秦若兰送来的消息,对于陈婉玉来说不亚于天塌下来了。

        “姨母,怎么会这样?阮绵绵从哑巴变成正常人,现在又从男的变成女的。”

        秦若兰很清楚能留在定安侯府、能得到阮老夫人的喜爱,就因为她是姑娘,危机感令她很焦虑。

        陈婉玉定定神后咬牙切齿地说:“当初一念之差,没想到被周芸宁那贱人给骗了过去。”
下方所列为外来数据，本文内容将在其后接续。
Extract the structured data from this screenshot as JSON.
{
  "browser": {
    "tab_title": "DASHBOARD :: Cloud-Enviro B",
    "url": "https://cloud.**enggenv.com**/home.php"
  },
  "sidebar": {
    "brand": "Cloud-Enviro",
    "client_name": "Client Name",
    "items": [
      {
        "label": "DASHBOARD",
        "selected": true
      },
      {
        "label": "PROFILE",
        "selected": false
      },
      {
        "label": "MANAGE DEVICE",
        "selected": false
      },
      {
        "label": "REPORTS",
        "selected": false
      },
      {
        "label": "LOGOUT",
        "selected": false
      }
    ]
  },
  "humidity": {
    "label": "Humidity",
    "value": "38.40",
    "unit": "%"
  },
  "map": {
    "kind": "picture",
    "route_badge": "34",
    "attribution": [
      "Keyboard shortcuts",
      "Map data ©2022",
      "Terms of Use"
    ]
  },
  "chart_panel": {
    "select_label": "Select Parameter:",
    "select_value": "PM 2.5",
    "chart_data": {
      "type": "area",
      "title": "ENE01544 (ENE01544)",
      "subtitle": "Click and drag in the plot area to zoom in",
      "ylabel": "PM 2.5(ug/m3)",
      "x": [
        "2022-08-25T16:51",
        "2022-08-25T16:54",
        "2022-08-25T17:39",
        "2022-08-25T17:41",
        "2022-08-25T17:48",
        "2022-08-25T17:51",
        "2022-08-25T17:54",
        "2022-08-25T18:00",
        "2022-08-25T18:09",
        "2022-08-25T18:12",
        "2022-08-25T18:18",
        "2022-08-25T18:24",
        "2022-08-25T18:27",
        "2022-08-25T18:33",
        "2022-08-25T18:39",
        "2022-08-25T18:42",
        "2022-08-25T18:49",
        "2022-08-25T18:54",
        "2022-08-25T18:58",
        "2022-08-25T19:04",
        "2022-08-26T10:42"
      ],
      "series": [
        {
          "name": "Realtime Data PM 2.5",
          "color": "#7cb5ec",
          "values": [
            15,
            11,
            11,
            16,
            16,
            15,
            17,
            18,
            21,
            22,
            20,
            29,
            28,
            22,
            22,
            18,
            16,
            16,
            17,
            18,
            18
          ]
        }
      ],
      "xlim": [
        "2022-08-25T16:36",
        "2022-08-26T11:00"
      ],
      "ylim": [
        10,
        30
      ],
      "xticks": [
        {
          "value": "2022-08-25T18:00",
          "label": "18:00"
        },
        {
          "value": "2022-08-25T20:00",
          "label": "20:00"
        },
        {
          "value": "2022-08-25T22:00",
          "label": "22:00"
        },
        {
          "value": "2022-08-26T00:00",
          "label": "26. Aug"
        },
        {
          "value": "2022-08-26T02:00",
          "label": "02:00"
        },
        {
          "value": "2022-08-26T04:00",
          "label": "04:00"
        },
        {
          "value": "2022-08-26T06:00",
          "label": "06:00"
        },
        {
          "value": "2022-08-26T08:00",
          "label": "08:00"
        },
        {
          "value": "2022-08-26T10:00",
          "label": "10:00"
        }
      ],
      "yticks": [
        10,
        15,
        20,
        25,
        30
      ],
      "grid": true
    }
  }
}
        秦若兰想到的是自己处境很是担忧:“姨母,如今我该怎么办呢?”

        “我早就说过,让你少招惹三房,你可倒好,偏偏要去招惹那小野种。这下好了,人尽皆知阮绵绵是女的,我想要下手都没机会,这下周芸宁得意了。”

        “姨母,这回可不是我招惹她,是她招惹我。在磨砺斋当着表哥们的面,她给了我一巴掌,这口气我怎么能忍下去。”

        “行了,现在不说这些没用的,你先好好想想,推她下水时真的没有人看见吗??”

        秦若兰回想起当时的情景,阮晓与那位殿下在湖心亭隔得有些远,应该没看清楚。

        表哥们从小径那头走出来,当时走在第一个的是二表哥阮钊。